A mate of mine had a leaking water tank hatch :)He panicked as well & over supper i asked "have you tasted it" he had not. He realised he was a tw at & laughed
 
A mate of mine had a leaking water tank hatch :)He panicked as well & over supper i asked "have you tasted it" he had not. He realised he was a tw at & laughed

We had a small puddle in the bilge close to the holding tank recently - I chickened out of applying the taste test to that, I'm afraid...

I dried it out and it has not reappeared, so I'm currently working on the assumption that it was a spill or leak through a hatch left open.
 
now weve dropped the level of conversation ;)

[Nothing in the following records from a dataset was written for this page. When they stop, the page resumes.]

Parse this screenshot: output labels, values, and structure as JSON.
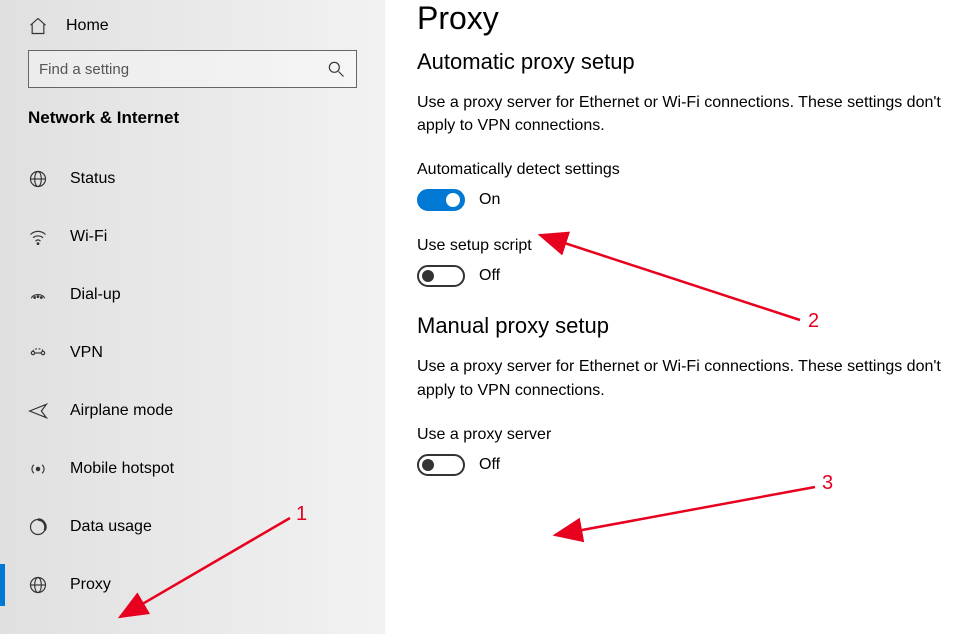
{
  "sidebar": {
    "home": "Home",
    "search_placeholder": "Find a setting",
    "category": "Network & Internet",
    "items": [
      {
        "id": "status",
        "label": "Status"
      },
      {
        "id": "wifi",
        "label": "Wi-Fi"
      },
      {
        "id": "dialup",
        "label": "Dial-up"
      },
      {
        "id": "vpn",
        "label": "VPN"
      },
      {
        "id": "airplane",
        "label": "Airplane mode"
      },
      {
        "id": "hotspot",
        "label": "Mobile hotspot"
      },
      {
        "id": "datausage",
        "label": "Data usage"
      },
      {
        "id": "proxy",
        "label": "Proxy"
      }
    ]
  },
  "main": {
    "title": "Proxy",
    "auto": {
      "heading": "Automatic proxy setup",
      "desc": "Use a proxy server for Ethernet or Wi-Fi connections. These settings don't apply to VPN connections.",
      "detect_label": "Automatically detect settings",
      "detect_state": "On",
      "script_label": "Use setup script",
      "script_state": "Off"
    },
    "manual": {
      "heading": "Manual proxy setup",
      "desc": "Use a proxy server for Ethernet or Wi-Fi connections. These settings don't apply to VPN connections.",
      "use_label": "Use a proxy server",
      "use_state": "Off"
    }
  },
  "annotations": {
    "n1": "1",
    "n2": "2",
    "n3": "3"
  }
}
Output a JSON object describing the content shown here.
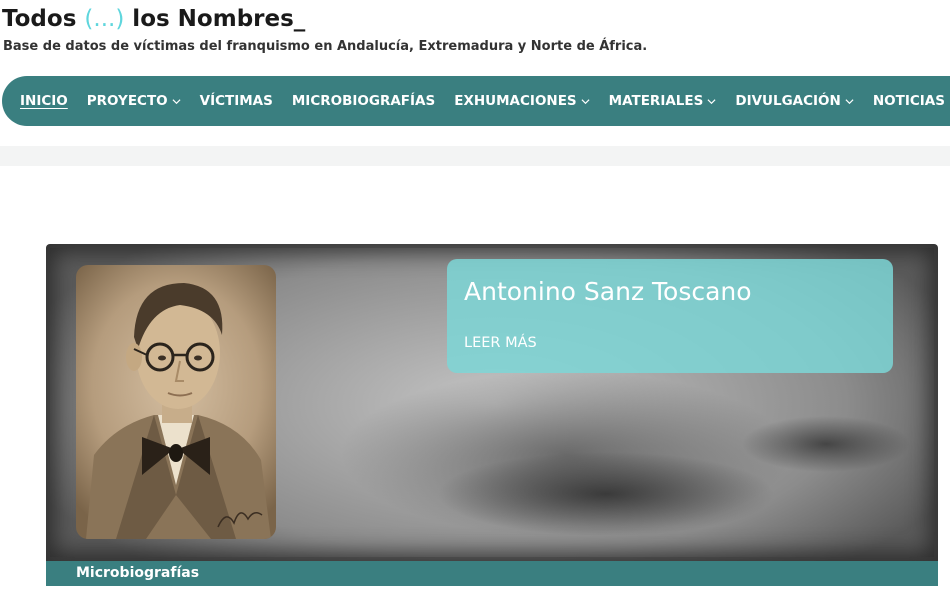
{
  "header": {
    "title_pre": "Todos ",
    "title_ellipsis": "(...)",
    "title_post": " los Nombres_",
    "tagline": "Base de datos de víctimas del franquismo en Andalucía, Extremadura y Norte de África."
  },
  "nav": {
    "items": [
      {
        "label": "INICIO",
        "dropdown": false,
        "active": true
      },
      {
        "label": "PROYECTO",
        "dropdown": true,
        "active": false
      },
      {
        "label": "VÍCTIMAS",
        "dropdown": false,
        "active": false
      },
      {
        "label": "MICROBIOGRAFÍAS",
        "dropdown": false,
        "active": false
      },
      {
        "label": "EXHUMACIONES",
        "dropdown": true,
        "active": false
      },
      {
        "label": "MATERIALES",
        "dropdown": true,
        "active": false
      },
      {
        "label": "DIVULGACIÓN",
        "dropdown": true,
        "active": false
      },
      {
        "label": "NOTICIAS",
        "dropdown": false,
        "active": false
      }
    ]
  },
  "slide": {
    "name": "Antonino Sanz Toscano",
    "read_more": "LEER MÁS",
    "category": "Microbiografías"
  },
  "colors": {
    "nav_bg": "#3a7f80",
    "accent": "#5fd6dd",
    "caption_bg": "#7dd6d6"
  }
}
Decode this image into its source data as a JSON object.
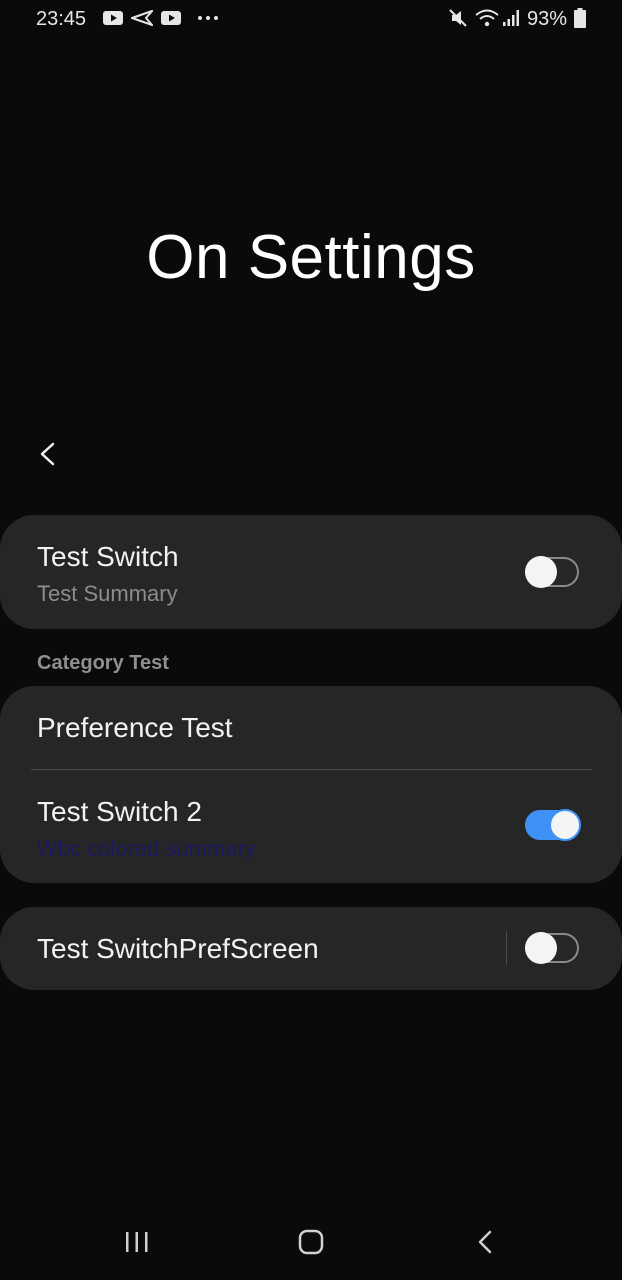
{
  "status_bar": {
    "time": "23:45",
    "battery": "93%",
    "icons_left": [
      "youtube-icon",
      "send-icon",
      "youtube-icon",
      "more-dots-icon"
    ],
    "icons_right": [
      "mute-icon",
      "wifi-icon",
      "signal-icon",
      "battery-icon"
    ]
  },
  "page": {
    "title": "On Settings"
  },
  "prefs": {
    "test_switch": {
      "title": "Test Switch",
      "summary": "Test Summary",
      "checked": false
    },
    "category": "Category Test",
    "preference_test": {
      "title": "Preference Test"
    },
    "test_switch_2": {
      "title": "Test Switch 2",
      "summary": "Wbc colored summary",
      "checked": true
    },
    "switch_pref_screen": {
      "title": "Test SwitchPrefScreen",
      "checked": false
    }
  },
  "colors": {
    "background": "#0a0a0a",
    "card": "#262626",
    "accent": "#3e91f5",
    "summary_colored": "#1c1a5e"
  },
  "nav": [
    "recents-icon",
    "home-icon",
    "back-icon"
  ]
}
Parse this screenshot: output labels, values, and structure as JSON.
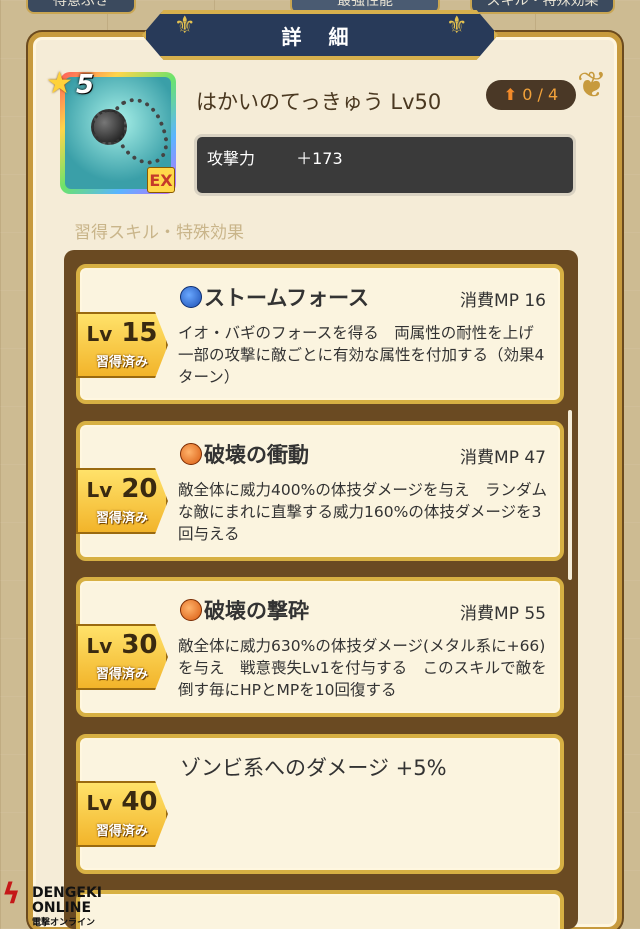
{
  "top_tabs": [
    "得意ぶき",
    "最強性能",
    "スキル・特殊効果"
  ],
  "header": {
    "title": "詳 細"
  },
  "item": {
    "rarity": "5",
    "badge": "EX",
    "name": "はかいのてっきゅう Lv50",
    "upgrade": "0 / 4",
    "stat_label": "攻撃力",
    "stat_value": "＋173"
  },
  "section_label": "習得スキル・特殊効果",
  "skills": [
    {
      "lv": "15",
      "lv_prefix": "Lv",
      "status": "習得済み",
      "icon": "blue-orb-icon",
      "name": "ストームフォース",
      "mp": "消費MP 16",
      "desc": "イオ・バギのフォースを得る　両属性の耐性を上げ　一部の攻撃に敵ごとに有効な属性を付加する（効果4ターン）"
    },
    {
      "lv": "20",
      "lv_prefix": "Lv",
      "status": "習得済み",
      "icon": "orange-orb-icon",
      "name": "破壊の衝動",
      "mp": "消費MP 47",
      "desc": "敵全体に威力400%の体技ダメージを与え　ランダムな敵にまれに直撃する威力160%の体技ダメージを3回与える"
    },
    {
      "lv": "30",
      "lv_prefix": "Lv",
      "status": "習得済み",
      "icon": "orange-orb-icon",
      "name": "破壊の撃砕",
      "mp": "消費MP 55",
      "desc": "敵全体に威力630%の体技ダメージ(メタル系に+66)を与え　戦意喪失Lv1を付与する　このスキルで敵を倒す毎にHPとMPを10回復する"
    },
    {
      "lv": "40",
      "lv_prefix": "Lv",
      "status": "習得済み",
      "name": "ゾンビ系へのダメージ +5%"
    }
  ],
  "watermark": {
    "line1": "DENGEKI",
    "line2": "ONLINE",
    "line3": "電撃オンライン"
  }
}
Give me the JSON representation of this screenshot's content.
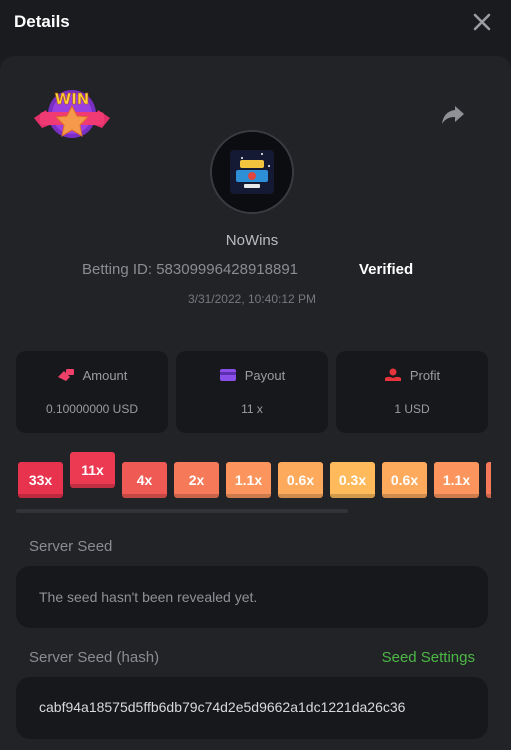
{
  "header": {
    "title": "Details"
  },
  "bet": {
    "username": "NoWins",
    "betting_id_label": "Betting ID: 58309996428918891",
    "verified_label": "Verified",
    "date": "3/31/2022, 10:40:12 PM",
    "badge_text": "WIN"
  },
  "stats": {
    "amount_label": "Amount",
    "amount_value": "0.10000000 USD",
    "payout_label": "Payout",
    "payout_value": "11 x",
    "profit_label": "Profit",
    "profit_value": "1 USD"
  },
  "multipliers": [
    {
      "label": "33x",
      "color": "#e8334f",
      "selected": false
    },
    {
      "label": "11x",
      "color": "#ec3a52",
      "selected": true
    },
    {
      "label": "4x",
      "color": "#f05a55",
      "selected": false
    },
    {
      "label": "2x",
      "color": "#f6795a",
      "selected": false
    },
    {
      "label": "1.1x",
      "color": "#fb955d",
      "selected": false
    },
    {
      "label": "0.6x",
      "color": "#fdaa5d",
      "selected": false
    },
    {
      "label": "0.3x",
      "color": "#ffbb5b",
      "selected": false
    },
    {
      "label": "0.6x",
      "color": "#fdaa5d",
      "selected": false
    },
    {
      "label": "1.1x",
      "color": "#fb955d",
      "selected": false
    },
    {
      "label": "",
      "color": "#f6795a",
      "selected": false
    }
  ],
  "server_seed": {
    "label": "Server Seed",
    "value": "The seed hasn't been revealed yet."
  },
  "server_seed_hash": {
    "label": "Server Seed (hash)",
    "settings_link": "Seed Settings",
    "value": "cabf94a18575d5ffb6db79c74d2e5d9662a1dc1221da26c36"
  }
}
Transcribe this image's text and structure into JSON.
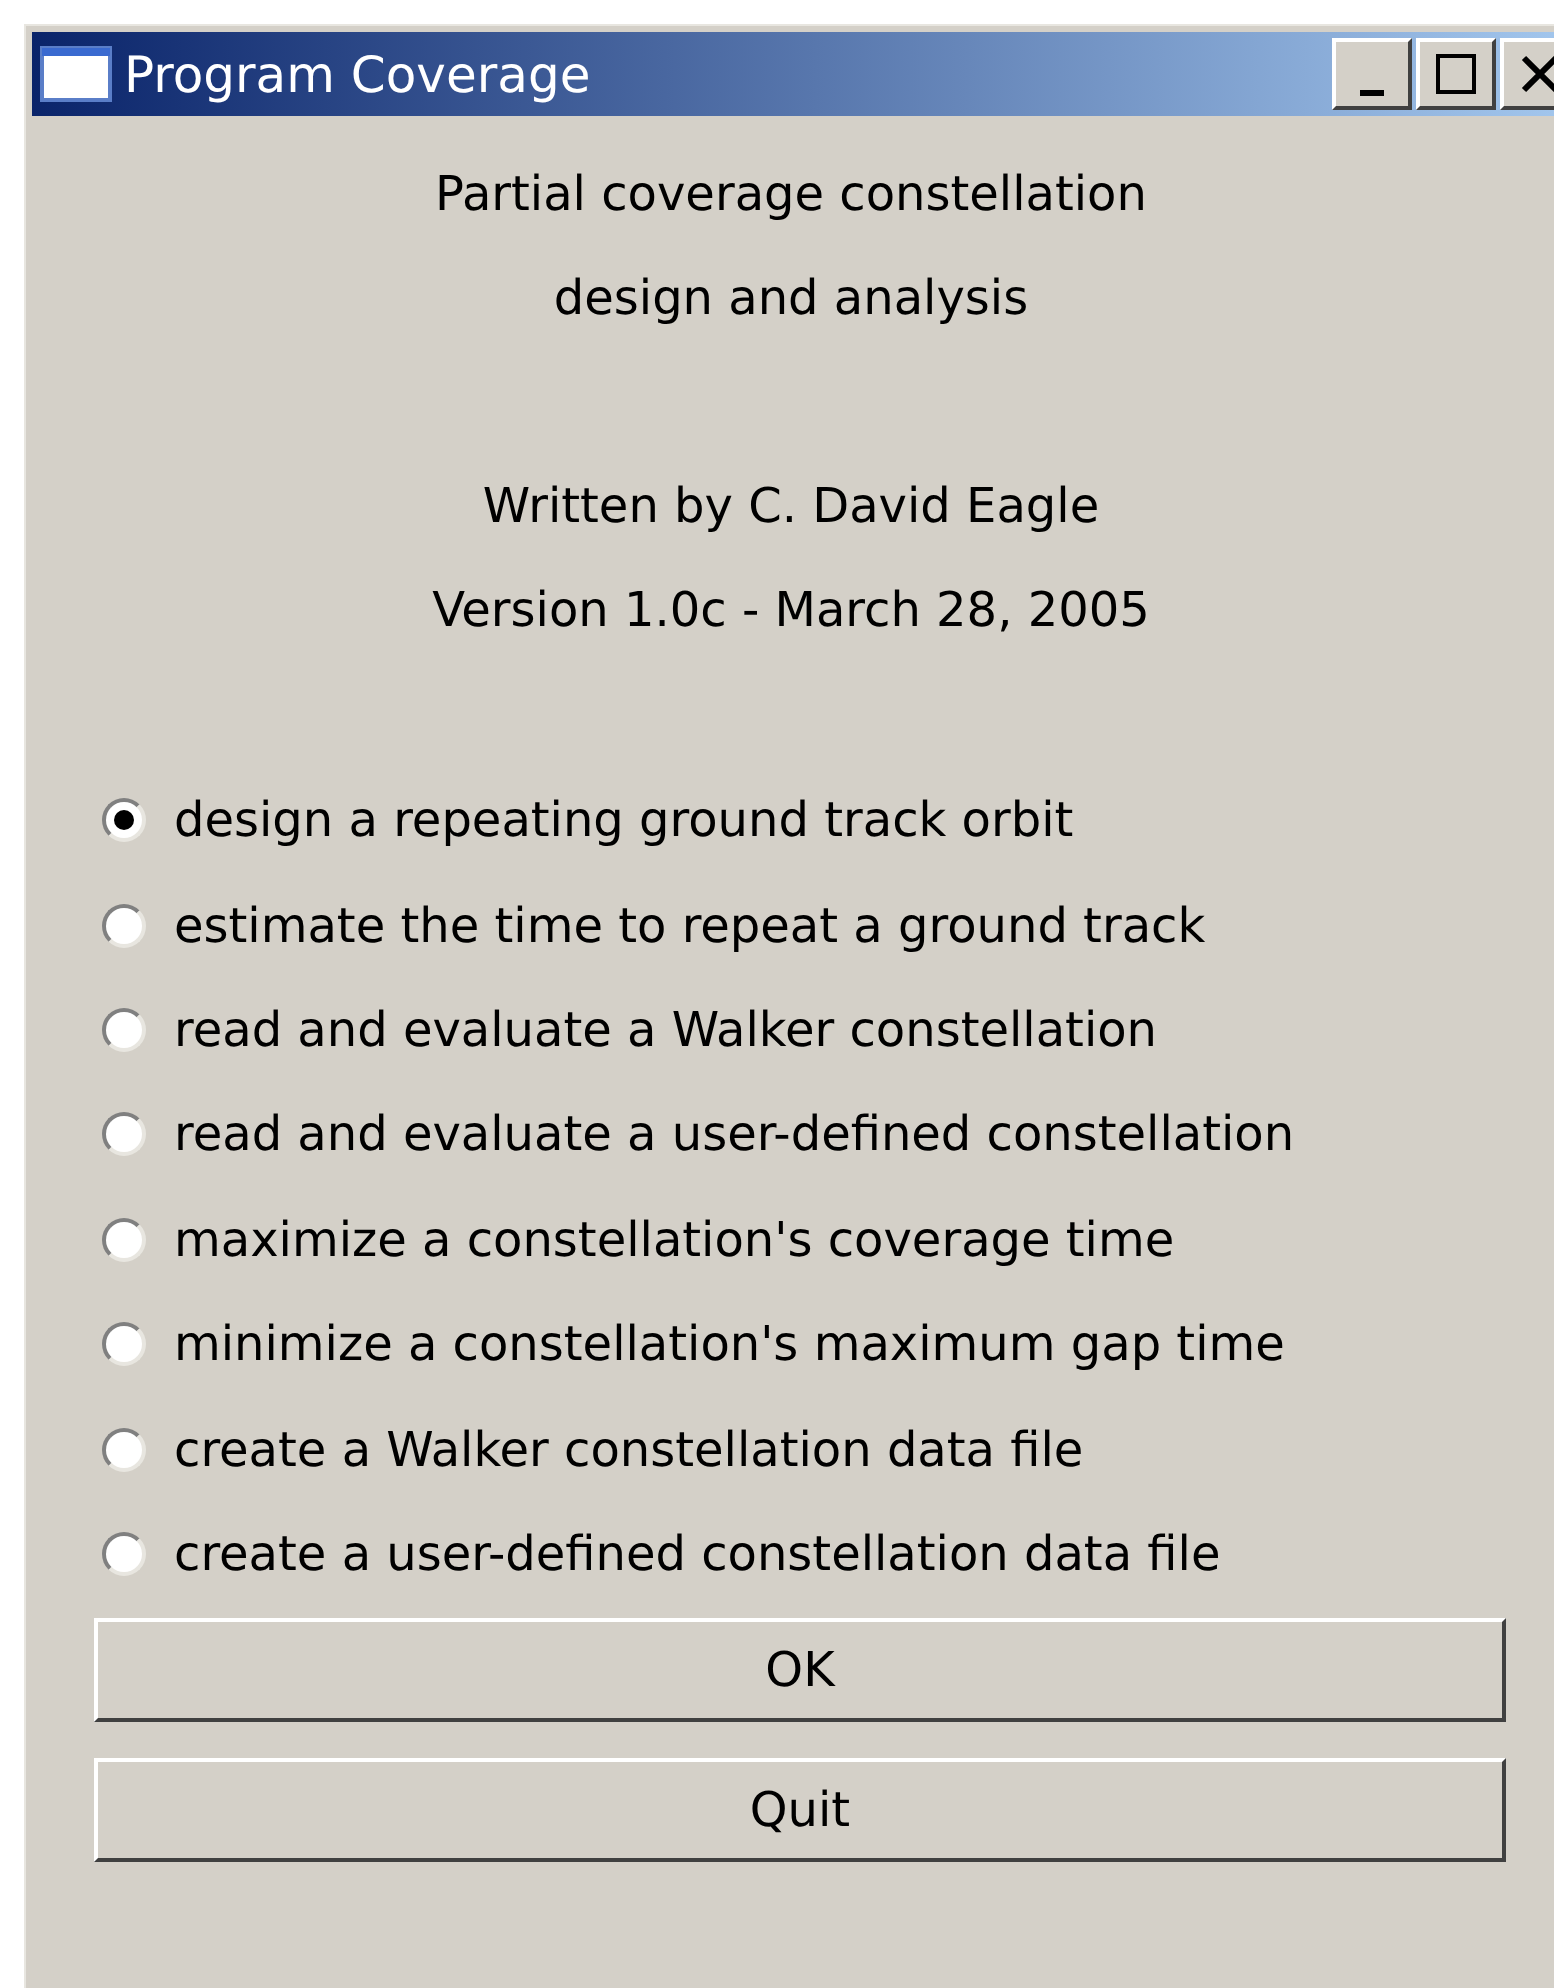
{
  "window": {
    "title": "Program Coverage"
  },
  "header_lines": [
    "Partial coverage constellation",
    "design and analysis"
  ],
  "credit_lines": [
    "Written by C. David Eagle",
    "Version 1.0c - March 28, 2005"
  ],
  "options": [
    {
      "label": "design a repeating ground track orbit",
      "selected": true
    },
    {
      "label": "estimate the time to repeat a ground track",
      "selected": false
    },
    {
      "label": "read and evaluate a Walker constellation",
      "selected": false
    },
    {
      "label": "read and evaluate a user-defined constellation",
      "selected": false
    },
    {
      "label": "maximize a constellation's coverage time",
      "selected": false
    },
    {
      "label": "minimize a constellation's maximum gap time",
      "selected": false
    },
    {
      "label": "create a Walker constellation data file",
      "selected": false
    },
    {
      "label": "create a user-defined constellation data file",
      "selected": false
    }
  ],
  "buttons": [
    "OK",
    "Quit"
  ]
}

I was racing my cat down at largs when a wave came over the tramp and as it drained left something I thought I recognised , yup after picking it up and sniffing my guess was correct , twas a bit of tom tit !!!!,


to balance the tale and be fair to largs later in the day similar happened again , but this time a live wee fish :)
 
Sat in marina with water hose happily filling the water tank when the bilge pump started ... and didn't stop ! Normally when the tank is full the water comes back up the filler tube and overflows. This time it took a quick look in the bilge to see the water tank breather pipe was the source and was simply dumping fresh water back into the bilge as fast as the tank was filling. What I cant fathom is why its never done that before, perhaps it was blocked with something by the previous owner that had now been flushed out. So, new procedure for filling is to watch the water indicator on the side of the tank from now on.
 
What I cant fathom is why its never done that before...

That's the thing with my water pump... no idea why it suddenly decided to come back to life. And on a closer inspection, it is so overpowered to be ridiculous - fills the sink to the brim in four seconds.

But as someone says above, a great way to flush and clean. Couldn't face emptying with the foot pump.

Of my many listed jobs to do, I have now marked many as "It will fix itself" :-).
 
Sat in marina with water hose happily filling the water tank when the bilge pump started ... and didn't stop ! Normally when the tank is full the water comes back up the filler tube and overflows. This time it took a quick look in the bilge to see the water tank breather pipe was the source and was simply dumping fresh water back into the bilge as fast as the tank was filling. What I cant fathom is why its never done that before, perhaps it was blocked with something by the previous owner that had now been flushed out. So, new procedure for filling is to watch the water indicator on the side of the tank from now on.
Reminds me of a Mike Peyton cartoon.
A boat with a hosepipe attached is very low in the water, while the owner drinks tea on a neighbour's boat.